Evoco ahora que en esas mismas vegas, cuando uno era retama joven, olivillo, y toda la dehesa olía a romero fresco, se rompió en pedazos sangrantes el último hombre de andar solitario, misántropo y poeta.
Un amanecer, ante un cántaro de sangría, aquel trovador había dicho: “Si digo voz, quiero decir verso”, pues todo en su vida fue trenzar un largo camino de madreselvas oscuras donde al final, fatalmente, estaba la espesura del sentido hondo de su acongojada existencia.
En él, hasta la saliva tejía palabras recubiertas de jocosas penas. Cierto día lo aseveró para no dejar duda ni miedo alguno:
“En toda mi obra hay un solo personaje. Uno solo de principio a fin. Este protagonista es la pena, que no tiene nada que ver con la tristeza, ni con el dolor ni con la desesperación.”
¡Ay angustia de los gitanos, siempre grande y siempre sola!
En ningún otro tiempo un trovador llegó tan directamente al pueblo, nunca tantos versos fueron expresados de esa forma matizada, al ser ellos parte del vate estrujado dentro de la comisura de la piel cobriza.

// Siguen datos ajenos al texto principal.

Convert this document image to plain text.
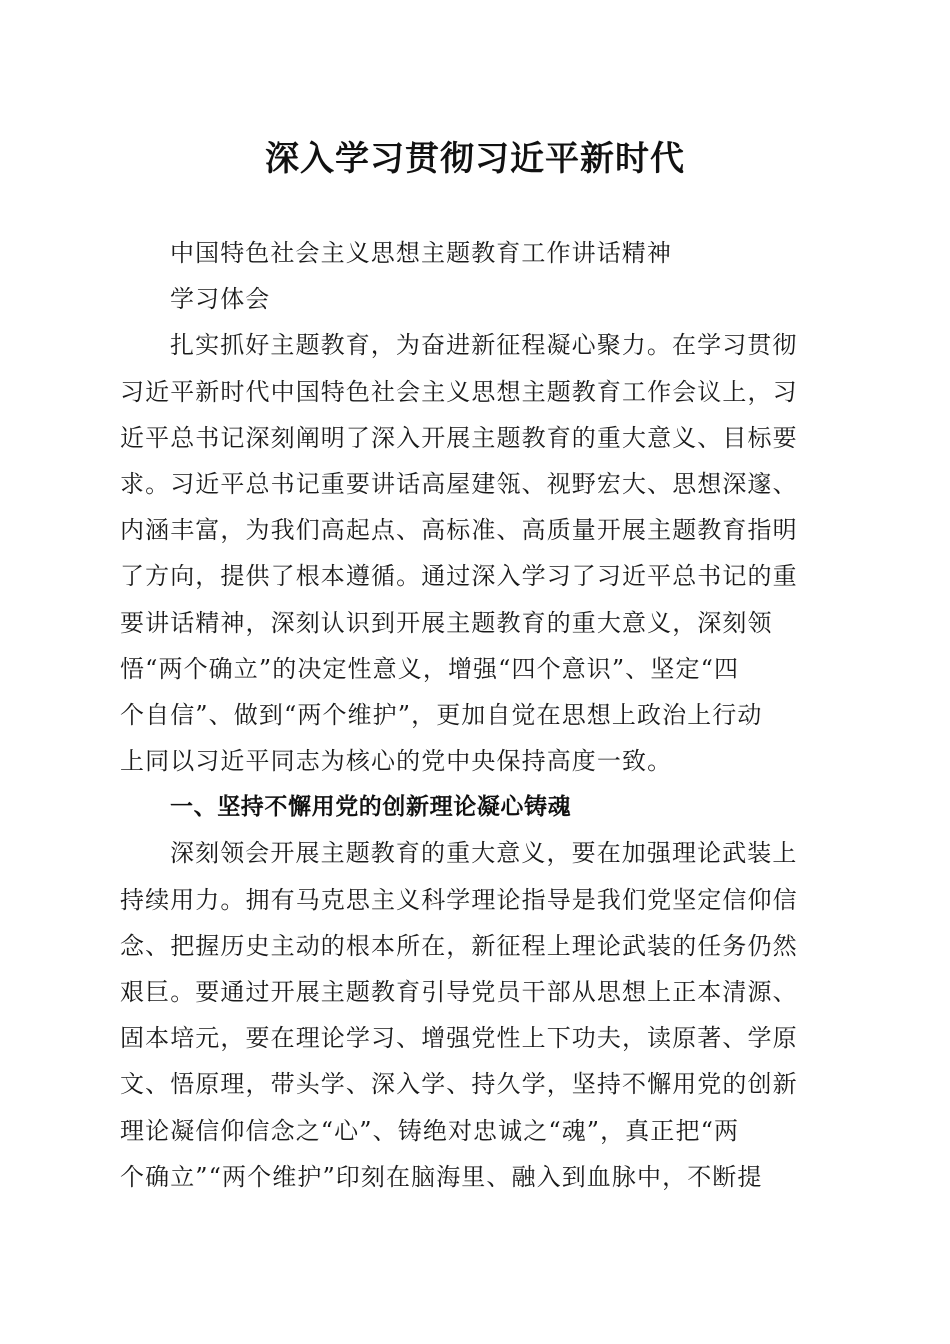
深入学习贯彻习近平新时代
中国特色社会主义思想主题教育工作讲话精神
学习体会
扎实抓好主题教育，为奋进新征程凝心聚力。在学习贯彻
习近平新时代中国特色社会主义思想主题教育工作会议上，习
近平总书记深刻阐明了深入开展主题教育的重大意义、目标要
求。习近平总书记重要讲话高屋建瓴、视野宏大、思想深邃、
内涵丰富，为我们高起点、高标准、高质量开展主题教育指明
了方向，提供了根本遵循。通过深入学习了习近平总书记的重
要讲话精神，深刻认识到开展主题教育的重大意义，深刻领
悟“两个确立”的决定性意义，增强“四个意识”、坚定“四
个自信”、做到“两个维护”，更加自觉在思想上政治上行动
上同以习近平同志为核心的党中央保持高度一致。
一、坚持不懈用党的创新理论凝心铸魂
深刻领会开展主题教育的重大意义，要在加强理论武装上
持续用力。拥有马克思主义科学理论指导是我们党坚定信仰信
念、把握历史主动的根本所在，新征程上理论武装的任务仍然
艰巨。要通过开展主题教育引导党员干部从思想上正本清源、
固本培元，要在理论学习、增强党性上下功夫，读原著、学原
文、悟原理，带头学、深入学、持久学，坚持不懈用党的创新
理论凝信仰信念之“心”、铸绝对忠诚之“魂”，真正把“两
个确立”“两个维护”印刻在脑海里、融入到血脉中，不断提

Desde ese tiempo - y lo recuerda la postal policromada y revestida de fosforescencia – comenzó a posarse entre nosotros el sentido de la raza traslucida de sal, brisa, soledad, zozobra y tormento desgarrado. Es decir, la esencia cautiva de lo que somos y seremos para siempre más allá de la propia muerte a ras de la dura tierra.

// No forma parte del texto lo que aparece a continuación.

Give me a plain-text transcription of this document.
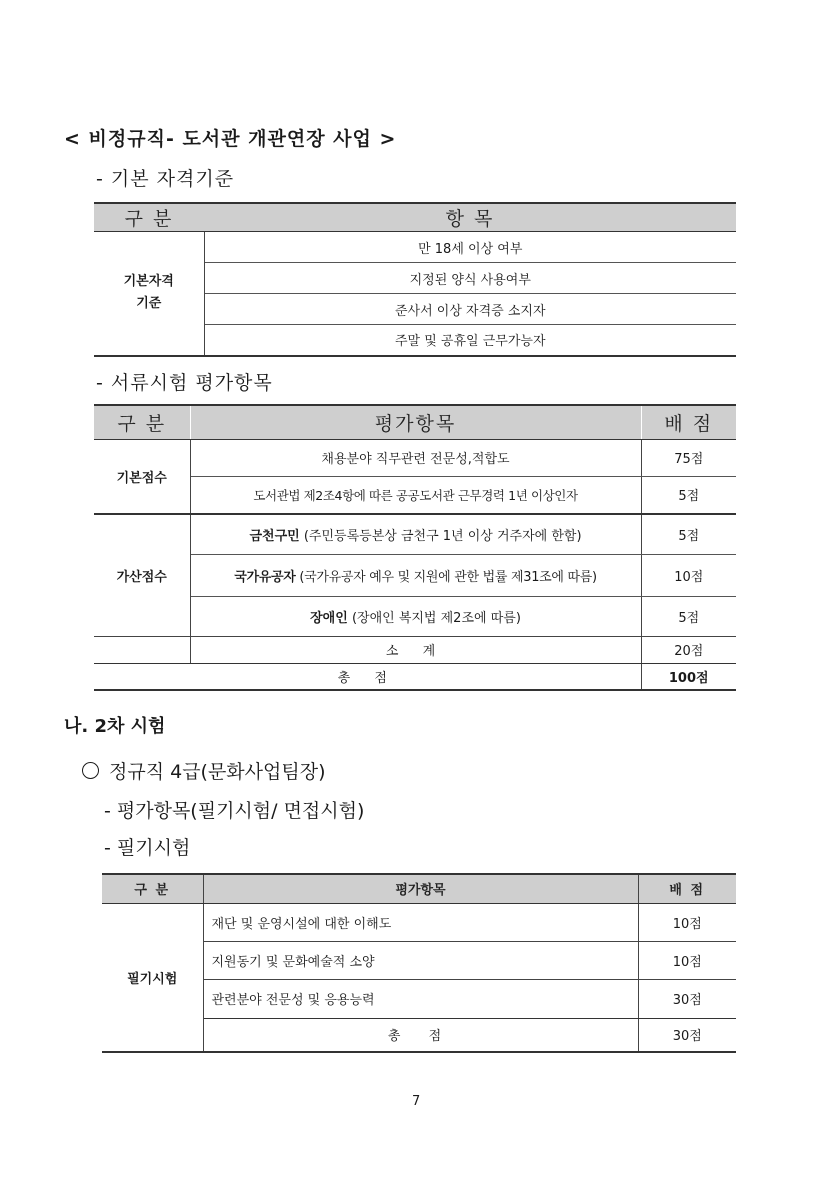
< 비정규직- 도서관 개관연장 사업 >
- 기본 자격기준
구 분	항 목
기본자격
기준	만 18세 이상 여부
	지정된 양식 사용여부
	준사서 이상 자격증 소지자
	주말 및 공휴일 근무가능자
- 서류시험 평가항목
구 분	평가항목	배 점
기본점수	채용분야 직무관련 전문성,적합도	75점
	도서관법 제2조4항에 따른 공공도서관 근무경력 1년 이상인자	5점
가산점수	금천구민 (주민등록등본상 금천구 1년 이상 거주자에 한함)	5점
	국가유공자 (국가유공자 예우 및 지원에 관한 법률 제31조에 따름)	10점
	장애인 (장애인 복지법 제2조에 따름)	5점
	소 계	20점
총 점		100점
나. 2차 시험
정규직 4급(문화사업팀장)
- 평가항목(필기시험/ 면접시험)
- 필기시험
구 분	평가항목	배 점
필기시험	재단 및 운영시설에 대한 이해도	10점
	지원동기 및 문화예술적 소양	10점
	관련분야 전문성 및 응용능력	30점
	총 점	30점
7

Cerramos los ojos, abrimos los portones del aliento, y nos vemos correr por la sierra umbría, entre barrancos, jaras y olivas, en busca de un amor tortuoso convertido en niebla lechosa.
La raya del horizonte borra las crestas de las montañas. Nos llega un cante cristalino y macerado. Voz suelta husmeada de manzanilla y vino espeso exprimido en el cortijo blanquecino sobre la dehesa.

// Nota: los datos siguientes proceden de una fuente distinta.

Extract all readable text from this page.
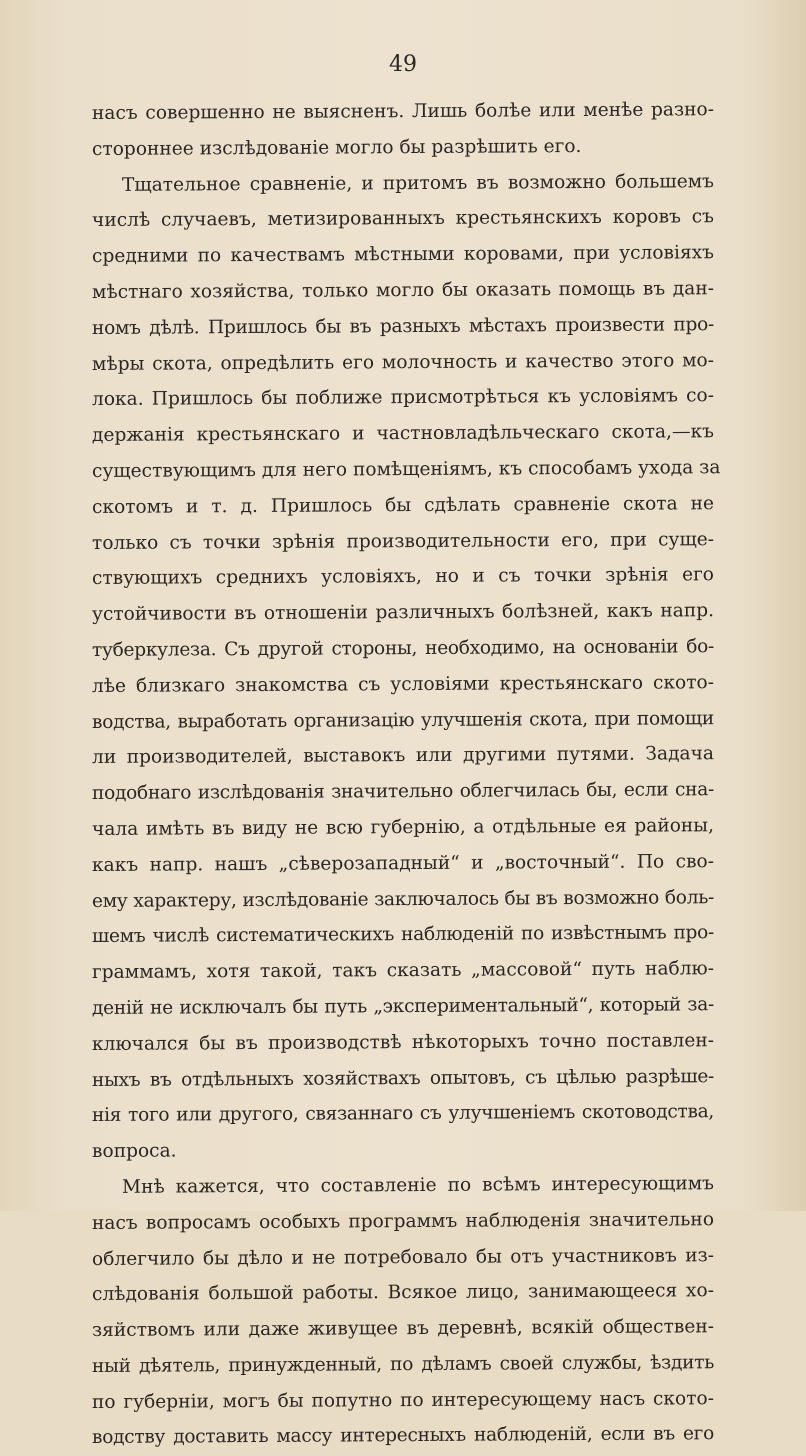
49
насъ совершенно не выясненъ. Лишь болѣе или менѣе разно-
стороннее изслѣдованіе могло бы разрѣшить его.
Тщательное сравненіе, и притомъ въ возможно большемъ
числѣ случаевъ, метизированныхъ крестьянскихъ коровъ съ
средними по качествамъ мѣстными коровами, при условіяхъ
мѣстнаго хозяйства, только могло бы оказать помощь въ дан-
номъ дѣлѣ. Пришлось бы въ разныхъ мѣстахъ произвести про-
мѣры скота, опредѣлить его молочность и качество этого мо-
лока. Пришлось бы поближе присмотрѣться къ условіямъ со-
держанія крестьянскаго и частновладѣльческаго скота,—къ
существующимъ для него помѣщеніямъ, къ способамъ ухода за
скотомъ и т. д. Пришлось бы сдѣлать сравненіе скота не
только съ точки зрѣнія производительности его, при суще-
ствующихъ среднихъ условіяхъ, но и съ точки зрѣнія его
устойчивости въ отношеніи различныхъ болѣзней, какъ напр.
туберкулеза. Съ другой стороны, необходимо, на основаніи бо-
лѣе близкаго знакомства съ условіями крестьянскаго ското-
водства, выработать организацію улучшенія скота, при помощи
ли производителей, выставокъ или другими путями. Задача
подобнаго изслѣдованія значительно облегчилась бы, если сна-
чала имѣть въ виду не всю губернію, а отдѣльные ея районы,
какъ напр. нашъ „сѣверозападный“ и „восточный“. По сво-
ему характеру, изслѣдованіе заключалось бы въ возможно боль-
шемъ числѣ систематическихъ наблюденій по извѣстнымъ про-
граммамъ, хотя такой, такъ сказать „массовой“ путь наблю-
деній не исключалъ бы путь „экспериментальный“, который за-
ключался бы въ производствѣ нѣкоторыхъ точно поставлен-
ныхъ въ отдѣльныхъ хозяйствахъ опытовъ, съ цѣлью разрѣше-
нія того или другого, связаннаго съ улучшеніемъ скотоводства,
вопроса.
Мнѣ кажется, что составленіе по всѣмъ интересующимъ
насъ вопросамъ особыхъ программъ наблюденія значительно
облегчило бы дѣло и не потребовало бы отъ участниковъ из-
слѣдованія большой работы. Всякое лицо, занимающееся хо-
зяйствомъ или даже живущее въ деревнѣ, всякій обществен-
ный дѣятель, принужденный, по дѣламъ своей службы, ѣздить
по губерніи, могъ бы попутно по интересующему насъ ското-
водству доставить массу интересныхъ наблюденій, если въ его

“Hoy siento en el corazón / un vago temblor de estrellas, / y todas las rosas son / tan blancas como mi pena.”
Muy cerca, entre dos ciparisos, tras un recodo de choperas y olmos, el insondable acantilado, promontorio de proa del claro mar Mediterráneo.
Mi mar, la mar, caracola abierta de las indivisibles alucinaciones.
Guardo la postal anunciadora. Salgo al balcón de la vereda esperando ver entrar al viento aliado ceñido de flor de azahar.
Estoy viendo allí abriendo al aire húmedo mi propia soledad trashumante. Ya no estoy solo, únicamente desolado.
La existencia es así: robles, cortos milanos, hojas verdes, olivos verdes y corazón acojonado . No es miedo. Simplemente la vieja vida subiendo ella sola entre
las estribaciones del alma.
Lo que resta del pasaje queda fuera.